The agency said the number of people unemployed rose by 237,400 people in the first three months of the year, a 1.1 percent increase from the previous quarter. The total out of work stood at 6.2 million people, the first time the number has breached the 6-million mark.

Unsurprisingly, the details of the report make for grim reading.

The number of people considered long-term unemployed — out of a job for more than a year — increased to 3.5 million while the unemployment rate for those aged younger than 25 was a staggering 57 percent. The government body said its survey found the number of households without anyone working had risen by 72,400 to a 1.91 million.

“The situation is really bad, with all the cuts that there have been. There are families that are going through a bad time because a lot of families have all the members unemployed and they don't have any income,” said shop assistant Rodrigo Limpias , 30.

Labor Ministry employment secretary Engracia Hidalgo described the figures as “dramatic” but said the government was working nonstop to try make Spain a job creator once again.

Spain has been in recession for much of the past four years as it struggles to deal with the collapse of its once-booming real estate sector in 2008. In the previous decade its economy was thriving, generating millions of jobs.

In just over a year in office, the conservative government has begun a series of financial and labor reforms and pursued a raft of spending cuts and tax increases that have managed to reduce a swollen deficit.
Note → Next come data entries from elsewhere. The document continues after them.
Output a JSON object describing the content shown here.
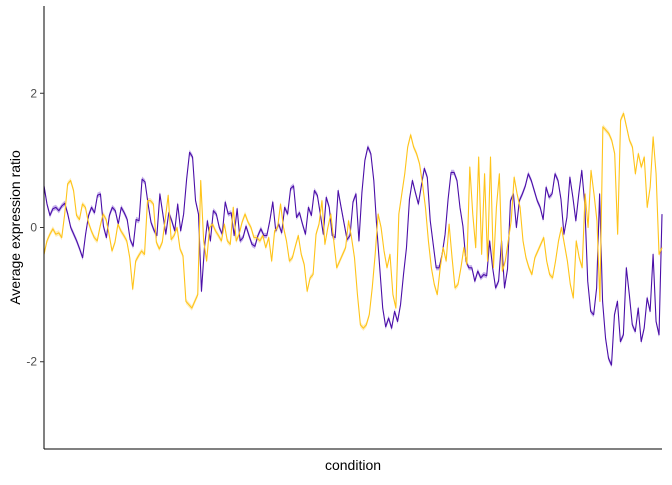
{
  "chart_data": {
    "type": "line",
    "xlabel": "condition",
    "ylabel": "Average expression ratio",
    "ylim": [
      -3.3,
      3.3
    ],
    "yticks": [
      -2,
      0,
      2
    ],
    "x_tick_labels": "none",
    "grid": false,
    "legend": "none",
    "ribbon": true,
    "series": [
      {
        "color": "#4B0FA8",
        "band_color": "#B69CE6",
        "values": [
          0.62,
          0.35,
          0.18,
          0.28,
          0.3,
          0.25,
          0.32,
          0.36,
          0.2,
          0.0,
          -0.1,
          -0.2,
          -0.32,
          -0.45,
          -0.1,
          0.18,
          0.3,
          0.22,
          0.48,
          0.5,
          0.02,
          -0.15,
          0.18,
          0.3,
          0.25,
          0.05,
          0.3,
          0.22,
          0.12,
          -0.18,
          -0.28,
          0.12,
          0.1,
          0.72,
          0.68,
          0.36,
          0.08,
          -0.04,
          -0.12,
          0.5,
          0.2,
          -0.1,
          0.22,
          0.1,
          -0.05,
          0.35,
          -0.05,
          0.2,
          0.72,
          1.12,
          1.05,
          0.4,
          0.2,
          -0.95,
          -0.3,
          0.1,
          -0.2,
          0.25,
          0.2,
          0.0,
          -0.1,
          0.38,
          0.2,
          0.22,
          -0.12,
          0.28,
          -0.2,
          -0.15,
          0.02,
          -0.12,
          -0.25,
          -0.28,
          -0.12,
          -0.02,
          -0.12,
          -0.12,
          0.1,
          0.38,
          -0.05,
          0.05,
          -0.08,
          0.3,
          0.2,
          0.58,
          0.62,
          0.15,
          0.22,
          0.05,
          -0.1,
          0.3,
          0.18,
          0.55,
          0.48,
          0.2,
          -0.1,
          0.45,
          0.3,
          -0.12,
          -0.15,
          0.55,
          0.3,
          0.06,
          -0.18,
          -0.12,
          0.38,
          0.5,
          -0.2,
          0.52,
          1.0,
          1.2,
          1.1,
          0.7,
          0.0,
          -0.6,
          -1.2,
          -1.48,
          -1.35,
          -1.5,
          -1.25,
          -1.4,
          -1.15,
          -0.7,
          -0.3,
          0.42,
          0.7,
          0.52,
          0.35,
          0.62,
          0.88,
          0.75,
          0.1,
          -0.25,
          -0.6,
          -0.6,
          -0.4,
          -0.1,
          0.42,
          0.82,
          0.82,
          0.7,
          0.3,
          0.02,
          -0.5,
          -0.6,
          -0.6,
          -0.8,
          -0.65,
          -0.75,
          -0.7,
          -0.72,
          -0.2,
          -0.6,
          -0.9,
          -0.8,
          -0.2,
          -0.9,
          -0.62,
          0.4,
          0.5,
          0.0,
          0.4,
          0.5,
          0.62,
          0.8,
          0.7,
          0.55,
          0.4,
          0.3,
          0.12,
          0.6,
          0.45,
          0.5,
          0.8,
          0.7,
          0.42,
          -0.1,
          0.15,
          0.75,
          0.45,
          0.1,
          0.5,
          0.85,
          0.35,
          -0.8,
          -1.25,
          -1.3,
          -0.9,
          0.5,
          -1.1,
          -1.65,
          -1.95,
          -2.05,
          -1.3,
          -1.1,
          -1.7,
          -1.6,
          -0.6,
          -1.0,
          -1.45,
          -1.55,
          -1.2,
          -1.7,
          -1.5,
          -1.05,
          -1.25,
          -0.4,
          -1.4,
          -1.6,
          0.2
        ]
      },
      {
        "color": "#FFC41A",
        "band_color": "#FFE9A6",
        "values": [
          -0.4,
          -0.2,
          -0.1,
          -0.02,
          -0.1,
          -0.08,
          -0.15,
          0.2,
          0.65,
          0.7,
          0.55,
          0.18,
          0.12,
          0.35,
          0.3,
          0.08,
          -0.05,
          -0.15,
          -0.2,
          0.02,
          0.2,
          0.12,
          -0.1,
          -0.35,
          -0.22,
          0.05,
          -0.05,
          -0.12,
          -0.2,
          -0.45,
          -0.92,
          -0.5,
          -0.42,
          -0.35,
          -0.4,
          0.4,
          0.4,
          0.35,
          -0.22,
          -0.32,
          -0.22,
          0.12,
          0.48,
          -0.18,
          -0.12,
          0.0,
          -0.32,
          -0.42,
          -1.1,
          -1.15,
          -1.2,
          -1.1,
          -1.0,
          0.7,
          -0.2,
          -0.5,
          0.0,
          0.05,
          -0.05,
          -0.12,
          -0.2,
          0.05,
          -0.2,
          -0.25,
          0.3,
          -0.2,
          -0.1,
          0.08,
          0.2,
          0.08,
          0.0,
          -0.15,
          -0.15,
          -0.2,
          -0.12,
          -0.3,
          -0.15,
          -0.5,
          -0.05,
          0.0,
          0.35,
          0.0,
          -0.2,
          -0.5,
          -0.45,
          -0.28,
          -0.12,
          -0.4,
          -0.55,
          -0.95,
          -0.75,
          -0.7,
          -0.1,
          0.05,
          0.4,
          -0.25,
          0.0,
          0.2,
          -0.2,
          -0.6,
          -0.5,
          -0.4,
          -0.3,
          0.1,
          -0.15,
          -0.45,
          -1.0,
          -1.45,
          -1.5,
          -1.45,
          -1.3,
          -0.9,
          -0.4,
          0.2,
          0.0,
          -0.35,
          -0.6,
          -0.4,
          -1.0,
          -1.2,
          0.2,
          0.5,
          0.8,
          1.2,
          1.38,
          1.2,
          1.1,
          0.95,
          0.65,
          0.3,
          -0.2,
          -0.6,
          -0.85,
          -1.0,
          -0.6,
          -0.3,
          -0.5,
          0.05,
          -0.45,
          -0.9,
          -0.85,
          -0.6,
          -0.3,
          -0.55,
          0.9,
          0.2,
          -0.3,
          1.05,
          -0.4,
          0.8,
          -0.5,
          1.05,
          -0.6,
          0.3,
          0.8,
          -0.65,
          -0.5,
          -0.2,
          0.1,
          0.75,
          0.5,
          0.3,
          -0.2,
          -0.45,
          -0.6,
          -0.7,
          -0.45,
          -0.35,
          -0.25,
          -0.15,
          -0.5,
          -0.7,
          -0.75,
          -0.5,
          -0.2,
          0.0,
          -0.25,
          -0.5,
          -0.85,
          -1.05,
          -0.2,
          -0.45,
          -0.6,
          0.5,
          0.0,
          0.85,
          0.5,
          0.1,
          -1.1,
          1.5,
          1.45,
          1.4,
          1.3,
          1.1,
          -0.1,
          1.6,
          1.7,
          1.5,
          1.3,
          1.2,
          0.8,
          1.1,
          0.9,
          1.05,
          0.3,
          0.6,
          1.35,
          0.8,
          -0.4,
          -0.3
        ]
      }
    ]
  }
}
Even so, the country had the highest budget deficit among the 17 European Union countries that use the euro in 2012.

“This is getting worse every day. (The government) has no solution, there are more and more people unemployed and we don't have enough to eat,” said Maria Carmen Huerta, 55, an unemployed IT worker.

The government's handling of the crisis has sparked almost daily protests.

On Thursday, 1,400 police were to be deployed around Parliament and the building was totally cordoned off ahead of an evening demonstration. Parliament canceled its session for the day but blamed reasons other than the rally.